Manzoor Ahmad owns one of the five early shops. His shop was established in 1971, when he moved, as a 12-year-old, from Srinagar to Mussoorie with his father. Ahmad studied in Mussoorie and then bought a house there. Over time, he got involved with the local wakf (an Islamic charitable trust) committee. Ahmad also has ties to the local Congress. “There was a time when 150 hawkers from Kashmir would come to Mussoorie [every year],” he said. “There was no problem among people here.”

“When the Babri Masjid was demolished, there were rallies here like everywhere else,” Ahmad recalled. “Muslims had disappeared but I was standing outside my shop when they were passing by. No one said anything to me. But today my family wants us to come back (to Srinagar).”

The resentment towards Kashmiri traders, Ahmad said, started building since March, last year, when 16 new shops came up on the Mall Road, rented by Kashmiris as well two traders from Jammu. Local traders, Ahmad said, were unnerved by their arrival and tried to create pressure on their landlords to not let them stay.

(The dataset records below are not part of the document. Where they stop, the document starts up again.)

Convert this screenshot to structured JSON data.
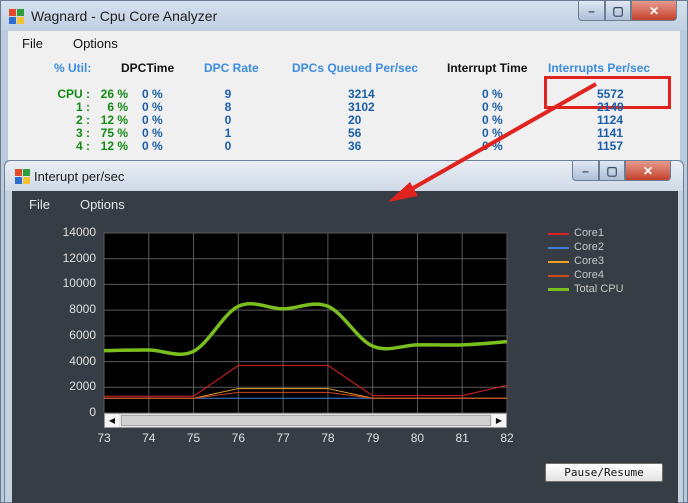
{
  "main_window": {
    "title": "Wagnard - Cpu Core Analyzer",
    "menu": [
      "File",
      "Options"
    ],
    "headers": {
      "util": "% Util:",
      "dpc_time": "DPCTime",
      "dpc_rate": "DPC Rate",
      "dpcs_queued": "DPCs Queued Per/sec",
      "interrupt_time": "Interrupt Time",
      "interrupts_per_sec": "Interrupts Per/sec"
    },
    "rows": [
      {
        "label": "CPU :",
        "util": "26 %",
        "dpc_time": "0 %",
        "dpc_rate": "9",
        "dpcs_queued": "3214",
        "interrupt_time": "0 %",
        "interrupts": "5572"
      },
      {
        "label": "1 :",
        "util": "6 %",
        "dpc_time": "0 %",
        "dpc_rate": "8",
        "dpcs_queued": "3102",
        "interrupt_time": "0 %",
        "interrupts": "2149"
      },
      {
        "label": "2 :",
        "util": "12 %",
        "dpc_time": "0 %",
        "dpc_rate": "0",
        "dpcs_queued": "20",
        "interrupt_time": "0 %",
        "interrupts": "1124"
      },
      {
        "label": "3 :",
        "util": "75 %",
        "dpc_time": "0 %",
        "dpc_rate": "1",
        "dpcs_queued": "56",
        "interrupt_time": "0 %",
        "interrupts": "1141"
      },
      {
        "label": "4 :",
        "util": "12 %",
        "dpc_time": "0 %",
        "dpc_rate": "0",
        "dpcs_queued": "36",
        "interrupt_time": "0 %",
        "interrupts": "1157"
      }
    ],
    "highlight_color": "#e0231f"
  },
  "chart_window": {
    "title": "Interupt per/sec",
    "menu": [
      "File",
      "Options"
    ],
    "pause_button": "Pause/Resume"
  },
  "chart_data": {
    "type": "line",
    "title": "",
    "xlabel": "",
    "ylabel": "",
    "x": [
      73,
      74,
      75,
      76,
      77,
      78,
      79,
      80,
      81,
      82
    ],
    "xlim": [
      73,
      82
    ],
    "ylim": [
      0,
      14000
    ],
    "yticks": [
      0,
      2000,
      4000,
      6000,
      8000,
      10000,
      12000,
      14000
    ],
    "xticks": [
      73,
      74,
      75,
      76,
      77,
      78,
      79,
      80,
      81,
      82
    ],
    "grid": true,
    "legend_position": "right",
    "series": [
      {
        "name": "Core1",
        "color": "#e02020",
        "values": [
          1300,
          1300,
          1300,
          3700,
          3700,
          3700,
          1350,
          1350,
          1350,
          2150
        ],
        "smooth": false
      },
      {
        "name": "Core2",
        "color": "#3a7ee0",
        "values": [
          1150,
          1150,
          1150,
          1150,
          1150,
          1150,
          1150,
          1150,
          1150,
          1150
        ],
        "smooth": false
      },
      {
        "name": "Core3",
        "color": "#f0a020",
        "values": [
          1150,
          1150,
          1150,
          1900,
          1900,
          1900,
          1150,
          1150,
          1150,
          1150
        ],
        "smooth": false
      },
      {
        "name": "Core4",
        "color": "#d04818",
        "values": [
          1150,
          1150,
          1150,
          1600,
          1600,
          1600,
          1150,
          1150,
          1150,
          1150
        ],
        "smooth": false
      },
      {
        "name": "Total CPU",
        "color": "#7bbf1e",
        "values": [
          4850,
          4900,
          4800,
          8300,
          8100,
          8300,
          5200,
          5300,
          5300,
          5550
        ],
        "smooth": true
      }
    ]
  }
}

According to Aggarwal, the traders’ body had told landlords not to rent their properties to the newly set up shops and they had agreed. According to Ahmad, the landlords were not too eager to comply with the orders.

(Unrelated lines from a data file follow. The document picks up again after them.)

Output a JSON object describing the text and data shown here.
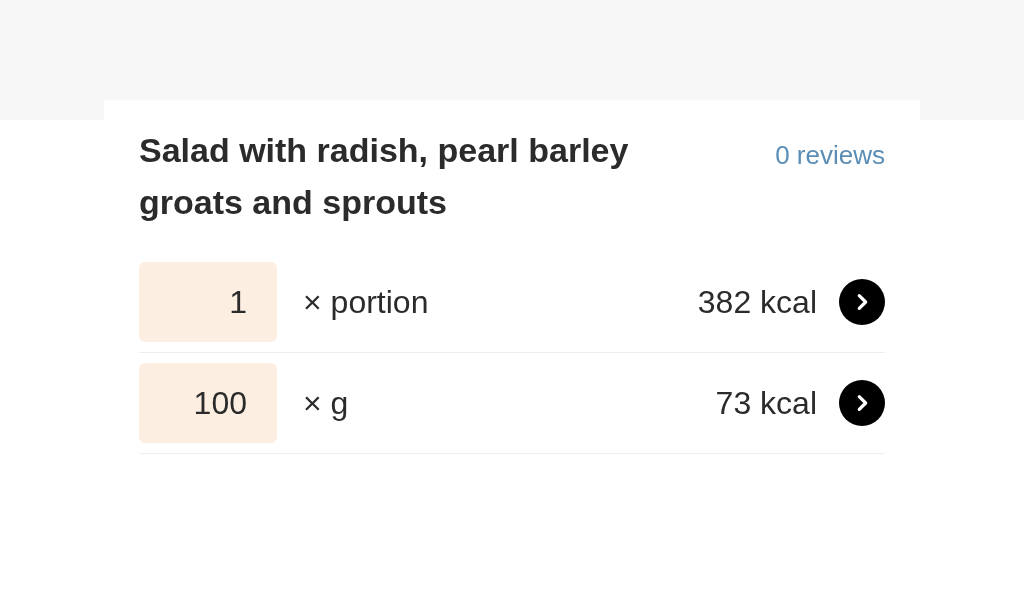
{
  "recipe": {
    "title": "Salad with radish, pearl barley groats and sprouts",
    "reviews": "0 reviews"
  },
  "servings": [
    {
      "amount": "1",
      "unit": "× portion",
      "energy": "382 kcal"
    },
    {
      "amount": "100",
      "unit": "× g",
      "energy": "73 kcal"
    }
  ]
}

The “mahol”, situation, had changed since the BJP came to power in Uttarakhand in March last year, he said. “Before this incident, there was an issue with the hawkers. We, too, were against them because they were selling goods at cheaper rates, that was badly affecting our business,” Ahmad said. “We opposed all hawkers but some local traders opposed only Kashmiris.”

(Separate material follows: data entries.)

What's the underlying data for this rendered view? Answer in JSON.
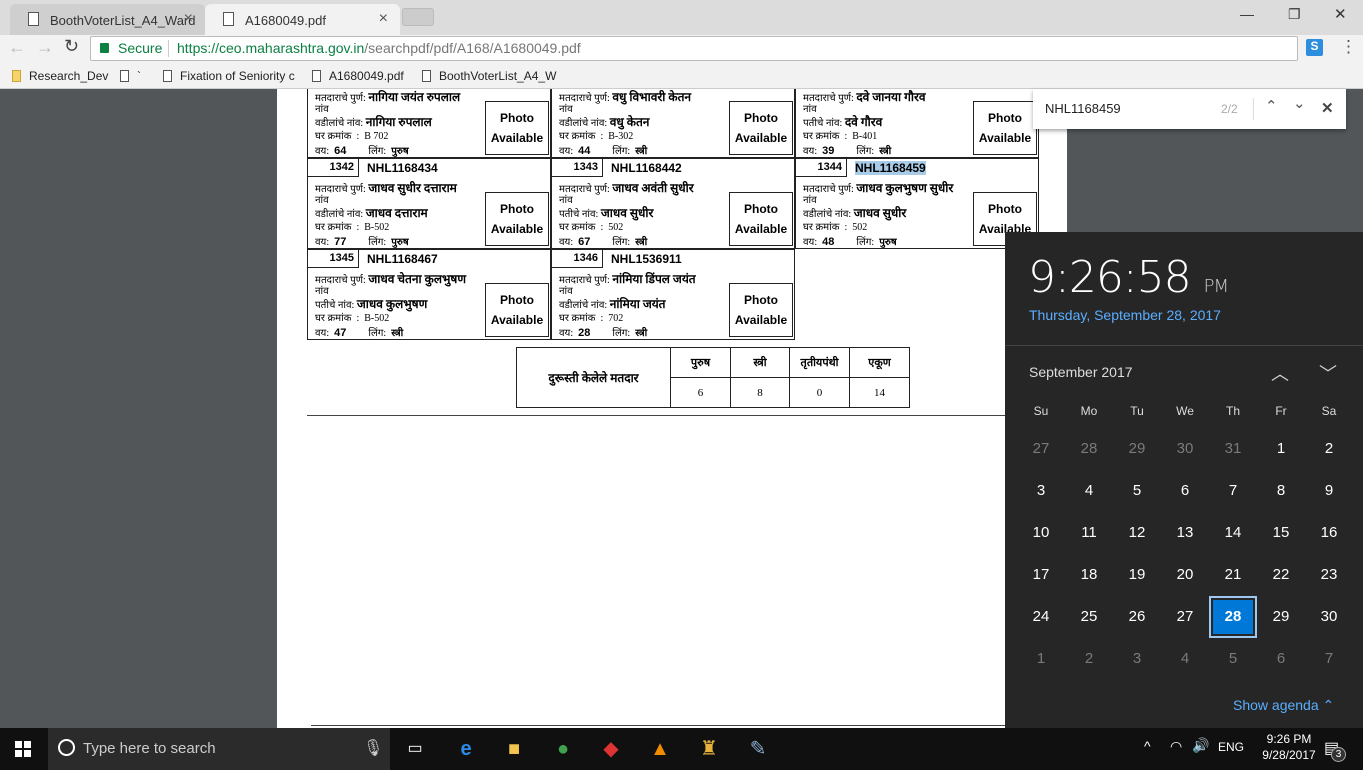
{
  "browser": {
    "tabs": [
      {
        "label": "BoothVoterList_A4_Ward",
        "active": false
      },
      {
        "label": "A1680049.pdf",
        "active": true
      }
    ],
    "secure_label": "Secure",
    "url_host": "https://ceo.maharashtra.gov.in",
    "url_path": "/searchpdf/pdf/A168/A1680049.pdf",
    "bookmarks": [
      {
        "label": "Research_Dev",
        "icon": "folder-icon"
      },
      {
        "label": "`",
        "icon": "page-icon"
      },
      {
        "label": "Fixation of Seniority c",
        "icon": "page-icon"
      },
      {
        "label": "A1680049.pdf",
        "icon": "page-icon"
      },
      {
        "label": "BoothVoterList_A4_W",
        "icon": "page-icon"
      }
    ],
    "window_controls": {
      "minimize": "—",
      "restore": "❐",
      "close": "✕"
    }
  },
  "find_bar": {
    "query": "NHL1168459",
    "count": "2/2"
  },
  "voters": [
    {
      "sn": "",
      "epic": "",
      "name_label": "मतदाराचे पुर्ण",
      "name": "नागिया जयंत रुपलाल",
      "naav": "नांव",
      "rel_label": "वडीलांचे नांव",
      "rel_name": "नागिया रुपलाल",
      "house_label": "घर क्रमांक",
      "house": "B 702",
      "age_label": "वय",
      "age": "64",
      "gender_label": "लिंग",
      "gender": "पुरुष",
      "photo": [
        "Photo",
        "Available"
      ]
    },
    {
      "sn": "",
      "epic": "",
      "name_label": "मतदाराचे पुर्ण",
      "name": "वधु विभावरी केतन",
      "naav": "नांव",
      "rel_label": "वडीलांचे नांव",
      "rel_name": "वधु केतन",
      "house_label": "घर क्रमांक",
      "house": "B-302",
      "age_label": "वय",
      "age": "44",
      "gender_label": "लिंग",
      "gender": "स्त्री",
      "photo": [
        "Photo",
        "Available"
      ]
    },
    {
      "sn": "",
      "epic": "",
      "name_label": "मतदाराचे पुर्ण",
      "name": "दवे जानया गौरव",
      "naav": "नांव",
      "rel_label": "पतीचे नांव",
      "rel_name": "दवे गौरव",
      "house_label": "घर क्रमांक",
      "house": "B-401",
      "age_label": "वय",
      "age": "39",
      "gender_label": "लिंग",
      "gender": "स्त्री",
      "photo": [
        "Photo",
        "Available"
      ]
    },
    {
      "sn": "1342",
      "epic": "NHL1168434",
      "name_label": "मतदाराचे पुर्ण",
      "name": "जाधव सुधीर दत्ताराम",
      "naav": "नांव",
      "rel_label": "वडीलांचे नांव",
      "rel_name": "जाधव दत्ताराम",
      "house_label": "घर क्रमांक",
      "house": "B-502",
      "age_label": "वय",
      "age": "77",
      "gender_label": "लिंग",
      "gender": "पुरुष",
      "photo": [
        "Photo",
        "Available"
      ]
    },
    {
      "sn": "1343",
      "epic": "NHL1168442",
      "name_label": "मतदाराचे पुर्ण",
      "name": "जाधव अवंती सुधीर",
      "naav": "नांव",
      "rel_label": "पतीचे नांव",
      "rel_name": "जाधव सुधीर",
      "house_label": "घर क्रमांक",
      "house": "502",
      "age_label": "वय",
      "age": "67",
      "gender_label": "लिंग",
      "gender": "स्त्री",
      "photo": [
        "Photo",
        "Available"
      ]
    },
    {
      "sn": "1344",
      "epic": "NHL1168459",
      "highlight": true,
      "name_label": "मतदाराचे पुर्ण",
      "name": "जाधव कुलभुषण सुधीर",
      "naav": "नांव",
      "rel_label": "वडीलांचे नांव",
      "rel_name": "जाधव सुधीर",
      "house_label": "घर क्रमांक",
      "house": "502",
      "age_label": "वय",
      "age": "48",
      "gender_label": "लिंग",
      "gender": "पुरुष",
      "photo": [
        "Photo",
        "Available"
      ]
    },
    {
      "sn": "1345",
      "epic": "NHL1168467",
      "name_label": "मतदाराचे पुर्ण",
      "name": "जाधव चेतना कुलभुषण",
      "naav": "नांव",
      "rel_label": "पतीचे नांव",
      "rel_name": "जाधव कुलभुषण",
      "house_label": "घर क्रमांक",
      "house": "B-502",
      "age_label": "वय",
      "age": "47",
      "gender_label": "लिंग",
      "gender": "स्त्री",
      "photo": [
        "Photo",
        "Available"
      ]
    },
    {
      "sn": "1346",
      "epic": "NHL1536911",
      "name_label": "मतदाराचे पुर्ण",
      "name": "नांमिया डिंपल जयंत",
      "naav": "नांव",
      "rel_label": "वडीलांचे नांव",
      "rel_name": "नांमिया जयंत",
      "house_label": "घर क्रमांक",
      "house": "702",
      "age_label": "वय",
      "age": "28",
      "gender_label": "लिंग",
      "gender": "स्त्री",
      "photo": [
        "Photo",
        "Available"
      ]
    }
  ],
  "summary": {
    "row_label": "दुरूस्ती केलेले मतदार",
    "headers": [
      "पुरुष",
      "स्त्री",
      "तृतीयपंथी",
      "एकूण"
    ],
    "values": [
      "6",
      "8",
      "0",
      "14"
    ]
  },
  "clock": {
    "time": "9:26:58",
    "ampm": "PM",
    "date": "Thursday, September 28, 2017"
  },
  "calendar": {
    "month": "September 2017",
    "weekdays": [
      "Su",
      "Mo",
      "Tu",
      "We",
      "Th",
      "Fr",
      "Sa"
    ],
    "days": [
      27,
      28,
      29,
      30,
      31,
      1,
      2,
      3,
      4,
      5,
      6,
      7,
      8,
      9,
      10,
      11,
      12,
      13,
      14,
      15,
      16,
      17,
      18,
      19,
      20,
      21,
      22,
      23,
      24,
      25,
      26,
      27,
      28,
      29,
      30,
      1,
      2,
      3,
      4,
      5,
      6,
      7
    ],
    "selected": 28,
    "show_agenda": "Show agenda"
  },
  "taskbar": {
    "search_placeholder": "Type here to search",
    "lang": "ENG",
    "time": "9:26 PM",
    "date": "9/28/2017",
    "notifications": "3"
  },
  "colors": {
    "accent": "#0078d7",
    "highlight": "#a8cbe8"
  }
}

It was after the alleged anti-India sloganeering in June last year that the traders’ body acted against the Kashmiri traders. Those arrested for the sloganeering were Muslims but not Kashmiris, Ahmad pointed out. Yet, at least initially, Kashmiris were blamed. Ahmad, too, was accused of uploading pro-Pakistan content on his Facebook. Even though Ahmad denies the charge, he has presented an application distancing himself from endorsing any pro-Pakistan content before the local police and apologised.

Business as usual

A landlocked state with little industrial activity, Kashmir is heavily dependent on imports from other states and Kashmiris have business interests across the country. While reports of Kashmiri students being targeted in campuses have increased in frequency, businessmen speak of a different experience. Stray incidents of discrimination are part of life, Kashmiri businessmen in other parts of the country say, but matters never escalated as they did in Mussoorie.

Ubaid Punjoo and Hannan Darial, both Kashmiri businessman in their mid-20s, set up a wholesale business dealing Kashmiri shawls and suits in South Delhi in 2013. “We have faced no problem at all, neither have we heard [of other traders in the city being harassed],” said Punjoo. “Sometimes, during unrest situations, we get mocked but that is all in a light vein.”

Fayaz War, who travels to Delhi and Kolkata to sell shawls, agreed. War also owns residential apartments in both cities. “Whatever happens with Kashmiri students outside, we have never seen such harassment with us,” he said.

According to Sameer Darail, who heads Azhan Beverages, which sells bottled water, Kashmiri businessmen fell victim to stereotypes across the country. Taking his product to markets in other states was not easy, he said. Investors are not too keen on doing business with them, Darail said, especially after the national press had created a negative image of Kashmiris over the last three years. “It was difficult to take that out of their [investors’] minds”. “People outside Kashmir think if we invest Rs 10 crore in a Kashmiri business, one crore goes to stone pelters,” he said.

But doing business at home is far more difficult than doing doing business outside, Darail said. He had left his job in the United Kingdom to start his own business in South Kashmir’s Anantnag district. But this was undermined by an “unsupportive government” that did not make things easy for entrepreneurs.

“We have the worst government for business,” he said, ruing a lack of a clear policy to encourage entrepreneurs in the state.